Writing Prompt: The Scorpion and the Frog

Prompt: Animal fable “The Scorpion and the Frog”

Time: approximately 60 minutes.

Once upon a time, a young man named Phil wanted desperately to get out of his home town. He had spent his whole life there learning to do what everyone in the town did, work at the mill. The mill provided employment and sustenance for almost everyone in the town either directly or indirectly. Phil’s parents, his grandparents, and his great-grandparents all worked at the mill when they were his age. One day, Phil couldn’t take the boredom anymore, and he decided to just up and leave. He packed his backpack with enough food and water from his house to last him a week, and he started walking.

After three days and two nights of walking, Phil no longer recognized where he was. He was finally out. His home was far behind him now. A certain wave of peace and apprehension tingled over his skin, and he smiled. When night came that day, Phil found himself face to face with something he had never seen before, except for in pictures: a wild river. The banks of the river were overgrown with grass, and trees there provided shade. He thought it would be a good place to sleep, and it was. He lay down beneath one of the trees and had a good night’s sleep.

When he woke up, Phil was no longer alone. He heard two people whispering over by another tree. One of them had a mustache and the other a green hat. It seemed like they were just waking up as well. Phil went over to them and said “Good morning.” The pair stopped talking and diverted their attention to him. “Who are you?” the mustache asked.

“Phil,” he said.

The green hat asked him what he was doing there.

“Leaving home,” Phil said. “I want to get as far away as I can.” He wanted keep walking and leave them far behind as well, but he felt the sudden need to be polite. “Who are you two, and what are you doing here?” he asked, feigning interest.

The mustache said “I’m Vittori, and this is Federico. We are thieves, and this is our home.”

Phil felt urgency to leave, but continued the conversation anyway. He looked at the rolling river and asked “Do you know how to cross the river? It’s my first time here.”

Federico smiled and said “As a matter of fact we do! And for a price, we could…”

Vittori nudged his companion and cut him off. “Usually, for a price, we take travelers across the river, but you seem like a smart man. We could just point you in the right direction.” Vittori pointed down the river and said “Just follow the river that way until you get to the downed tree. Once there, simply crawl under the tree, walk a little bit more, and you will find a bridge.”

Phil smiled and said “Thank you,” even though he doubted their directions would be of much help. They were thieves after all. Still, he was anxious to get back to walking and away from the pair of thieves, so he smiled again and followed their instructions. “No problem at all,” said Federico. “Good luck!”

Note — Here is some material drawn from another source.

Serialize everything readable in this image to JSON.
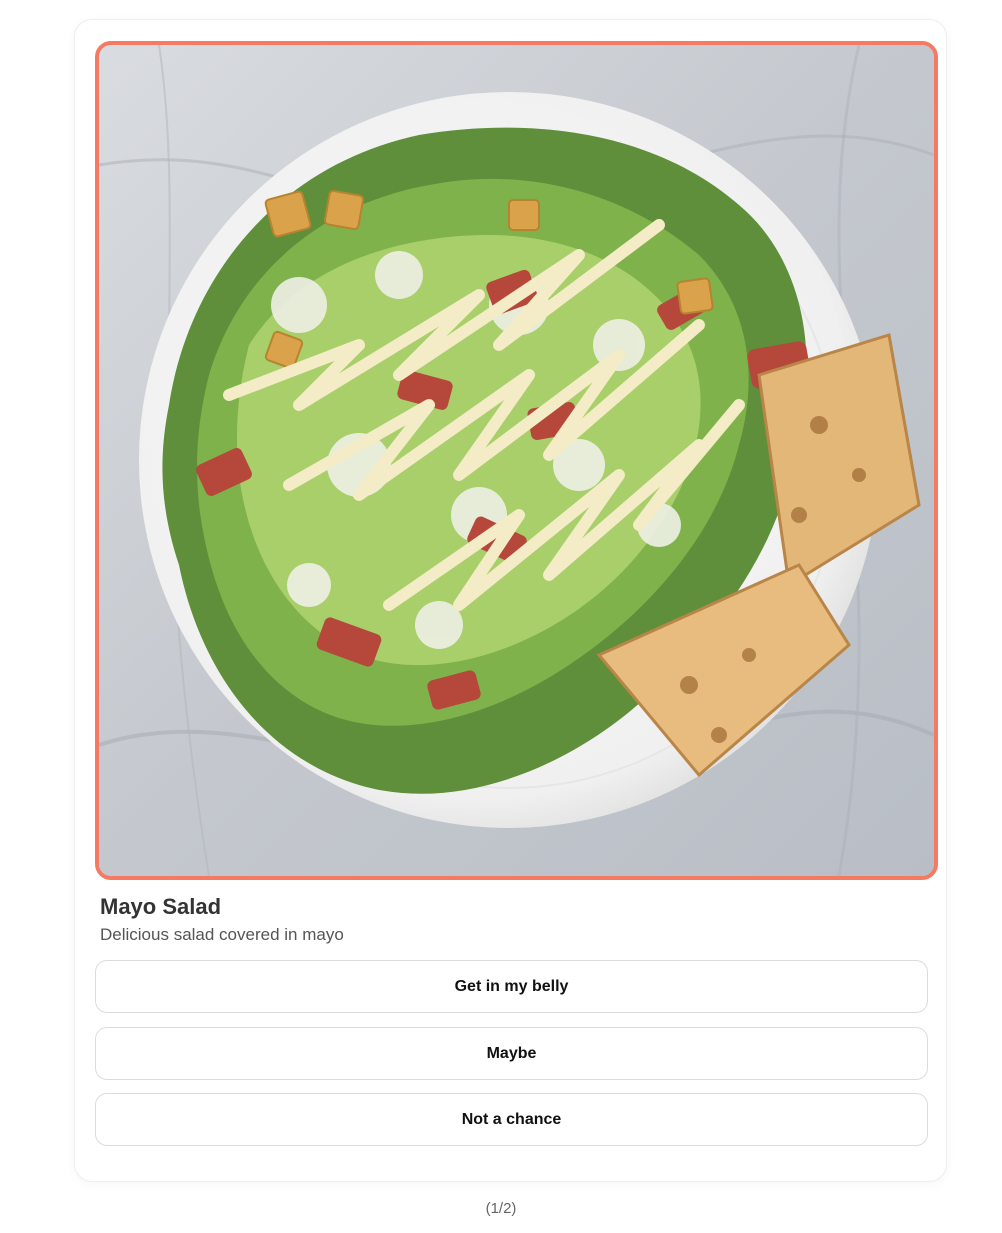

Phil walked for a while, and just as he thought he would never find the downed tree, it appeared ahead. The tree had a massive trunk and was surrounded by a steep cliff on one side and the river on the other. Once he got close enough to the tree, he realized that the space beneath it wasn’t big enough to crawl under with his backpack on his back. He looked up at the towering thickness of the tree’s trunk and realized it would be almost impossible to climb. The only way past was under.

Phil took off his backpack and slid his backpack under the tree to the other side. He took a deep breath and began to crawl in the dirt, which rose up into a dust into his face, filling his nostrils. He sneezed and coughed underneath the tree, which only made more dirt rise up. He tried to take a deep breath, but that only made things worse, so he closed his eyes, held his breath and pulled himself out from under the tree to the other side. As he got to his feet, he coughed and wheezed, dusting himself off.

When he opened his eyes, he saw the beautiful morning horizon on the other side of the river, and in the distance he could just make out the bridge that the thieves had told him about. Smiling, he reached down for his backpack only to find that it wasn’t there. He could hear voices laughing somewhere in the trees behind him, and his backpack was nowhere to be found. He looked under the tree down the path up which he had come, then stood up and looked at the bridge in the distance. Phil sighed and closed his eyes to think, and asked himself “Why me?”